Les médecins ne sont pas tenus de pratiquer d'avortements (sauf en cas d'urgence), quelles que soient leurs croyances personnelles, ne devraient pas empêcher les femmes d'avoir accès à l'avortement. Les professionnels de la santé qui ne communiquent pas un diagnostic, ne fournissent pas une référence appropriée, retardent l'accès, orientent mal les femmes ou fournissent des traitements punitifs commettent une faute professionnelle et s'exposent à des poursuites en justice et à des sanctions disciplinaires. Les médecins qui empêchent les femmes d'avoir accès à l'avortement enfreignent aussi le Code de déontologie de l'AMC, qui interdit la discrimination fondée sur le sexe, l'état civil et l'état de santé. Ils enfreignent de plus la politique de l'AMC et les positions adoptées par l'Association au sujet de l'avortement, y compris, par exemple, au sujet du counselling complet et immédiat et de l'accès sans retard.

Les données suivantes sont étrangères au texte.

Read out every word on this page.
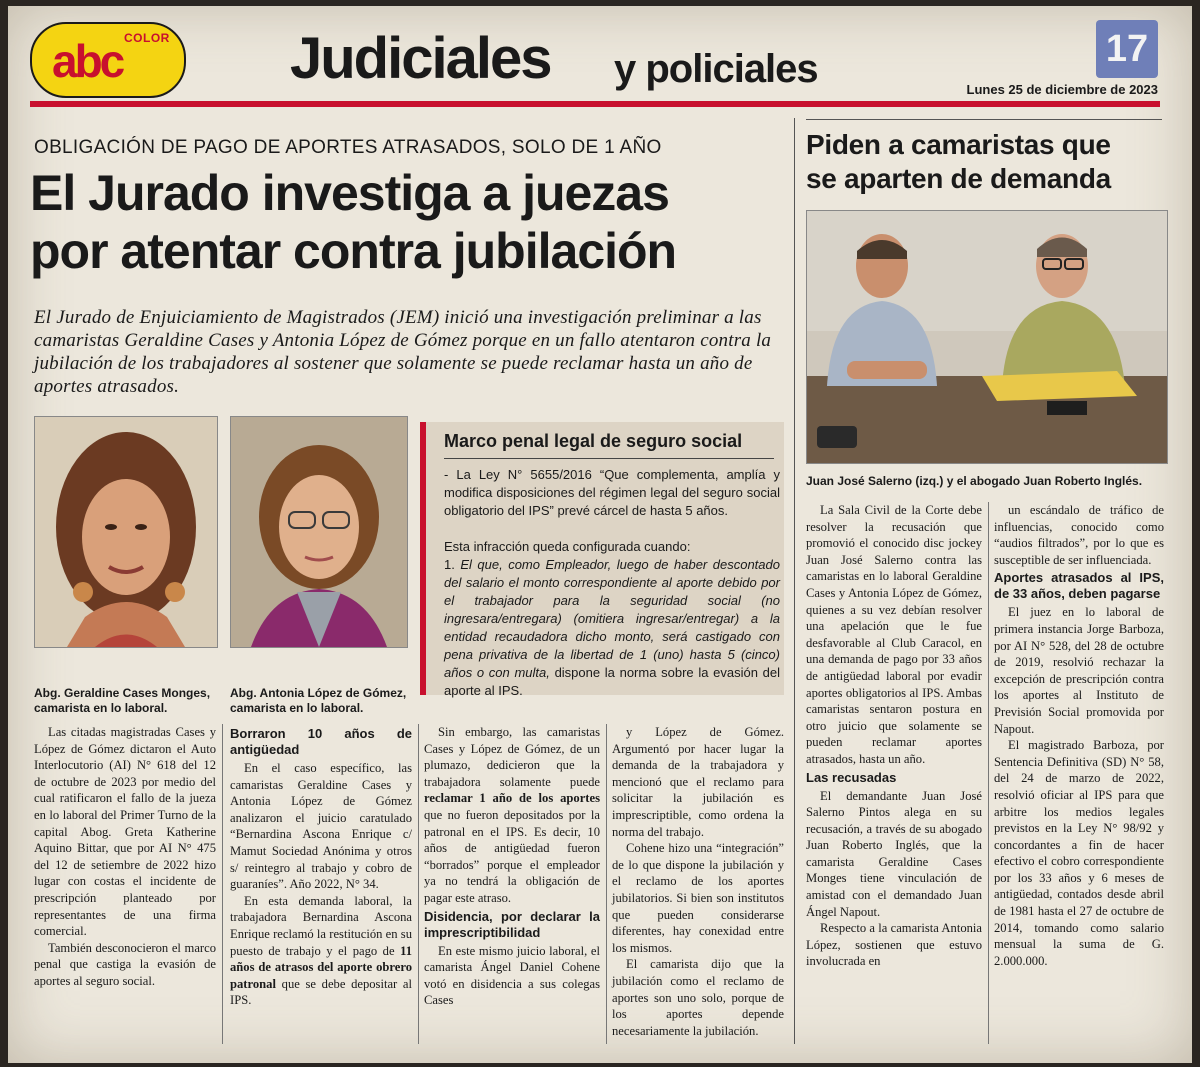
COLOR
abc	Judiciales y policiales	17
Lunes 25 de diciembre de 2023
OBLIGACIÓN DE PAGO DE APORTES ATRASADOS, SOLO DE 1 AÑO
El Jurado investiga a juezas
por atentar contra jubilación
El Jurado de Enjuiciamiento de Magistrados (JEM) inició una investigación preliminar a las camaristas Geraldine Cases y Antonia López de Gómez porque en un fallo atentaron contra la jubilación de los trabajadores al sostener que solamente se puede reclamar hasta un año de aportes atrasados.
Abg. Geraldine Cases Monges,
camarista en lo laboral.
Abg. Antonia López de Gómez,
camarista en lo laboral.
Marco penal legal de seguro social
- La Ley N° 5655/2016 “Que complementa, amplía y modifica disposiciones del régimen legal del seguro social obligatorio del IPS” prevé cárcel de hasta 5 años.
Esta infracción queda configurada cuando:
1. El que, como Empleador, luego de haber descontado del salario el monto correspondiente al aporte debido por el trabajador para la seguridad social (no ingresara/entregara) (omitiera ingresar/entregar) a la entidad recaudadora dicho monto, será castigado con pena privativa de la libertad de 1 (uno) hasta 5 (cinco) años o con multa, dispone la norma sobre la evasión del aporte al IPS.

Las citadas magistradas Cases y López de Gómez dictaron el Auto Interlocutorio (AI) N° 618 del 12 de octubre de 2023 por medio del cual ratificaron el fallo de la jueza en lo laboral del Primer Turno de la capital Abog. Greta Katherine Aquino Bittar, que por AI N° 475 del 12 de setiembre de 2022 hizo lugar con costas el incidente de prescripción planteado por representantes de una firma comercial.

También desconocieron el marco penal que castiga la evasión de aportes al seguro social.

Borraron 10 años de antigüedad

En el caso específico, las camaristas Geraldine Cases y Antonia López de Gómez analizaron el juicio caratulado “Bernardina Ascona Enrique c/ Mamut Sociedad Anónima y otros s/ reintegro al trabajo y cobro de guaraníes”. Año 2022, N° 34.

En esta demanda laboral, la trabajadora Bernardina Ascona Enrique reclamó la restitución en su puesto de trabajo y el pago de 11 años de atrasos del aporte obrero patronal que se debe depositar al IPS.

Sin embargo, las camaristas Cases y López de Gómez, de un plumazo, dedicieron que la trabajadora solamente puede reclamar 1 año de los aportes que no fueron depositados por la patronal en el IPS. Es decir, 10 años de antigüedad fueron “borrados” porque el empleador ya no tendrá la obligación de pagar este atraso.

Disidencia, por declarar la imprescriptibilidad

En este mismo juicio laboral, el camarista Ángel Daniel Cohene votó en disidencia a sus colegas Cases

y López de Gómez. Argumentó por hacer lugar la demanda de la trabajadora y mencionó que el reclamo para solicitar la jubilación es imprescriptible, como ordena la norma del trabajo.

Cohene hizo una “integración” de lo que dispone la jubilación y el reclamo de los aportes jubilatorios. Si bien son institutos que pueden considerarse diferentes, hay conexidad entre los mismos.

El camarista dijo que la jubilación como el reclamo de aportes son uno solo, porque de los aportes depende necesariamente la jubilación.

Piden a camaristas que
se aparten de demanda
Juan José Salerno (izq.) y el abogado Juan Roberto Inglés.

La Sala Civil de la Corte debe resolver la recusación que promovió el conocido disc jockey Juan José Salerno contra las camaristas en lo laboral Geraldine Cases y Antonia López de Gómez, quienes a su vez debían resolver una apelación que le fue desfavorable al Club Caracol, en una demanda de pago por 33 años de antigüedad laboral por evadir aportes obligatorios al IPS. Ambas camaristas sentaron postura en otro juicio que solamente se pueden reclamar aportes atrasados, hasta un año.

Las recusadas

El demandante Juan José Salerno Pintos alega en su recusación, a través de su abogado Juan Roberto Inglés, que la camarista Geraldine Cases Monges tiene vinculación de amistad con el demandado Juan Ángel Napout.

Respecto a la camarista Antonia López, sostienen que estuvo involucrada en

un escándalo de tráfico de influencias, conocido como “audios filtrados”, por lo que es susceptible de ser influenciada.

Aportes atrasados al IPS, de 33 años, deben pagarse

El juez en lo laboral de primera instancia Jorge Barboza, por AI N° 528, del 28 de octubre de 2019, resolvió rechazar la excepción de prescripción contra los aportes al Instituto de Previsión Social promovida por Napout.

El magistrado Barboza, por Sentencia Definitiva (SD) N° 58, del 24 de marzo de 2022, resolvió oficiar al IPS para que arbitre los medios legales previstos en la Ley N° 98/92 y concordantes a fin de hacer efectivo el cobro correspondiente por los 33 años y 6 meses de antigüedad, contados desde abril de 1981 hasta el 27 de octubre de 2014, tomando como salario mensual la suma de G. 2.000.000.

Les médecins ne doivent pas faire preuve de complaisance face à l'accès aux services de santé génésique pour les femmes du Canada ou au maintien des droits obtenus antérieurement. Ils et elles ne devraient pas se croiser les bras alors que les services d'avortement sont disponibles seulement pour les femmes qui ont les moyens de payer. Même s'ils ne sont pas prêts à fournir des services d'avortement eux-mêmes, tous les médecins devraient veiller à ce que les patientes reçoivent les références voulues, en temps opportun. Il faudrait exercer sur les gouvernements, tant fédéral que provinciaux et territoriaux, des pressions pour que des soins de santé génésique financés par le secteur public, y compris le droit des femmes à l'avortement protégé par la Constitution, soient disponibles et accessibles aussi bien dans des cliniques que dans les hôpitaux. Les médecins devraient conjuguer leurs efforts avec ceux des gouvernements provinciaux et territoriaux, des pharmaciens et des pharmacies pour assurer que les femmes du Canada ont un accès protégé, sécuritaire et abordable au Plan B. Ils devraient exhorter Santé Canada à envisager d'autoriser l'utilisation de la mifépristone pour l'avortement médical.
Les médecins du Canada devraient chercher à faire en sorte que l'avortement soit disponible pour toutes les femmes qui le demandent, que la promesse de choix en matière de reproduction soit respectée et que l'on résiste aux initiatives visant à compromettre l'accès.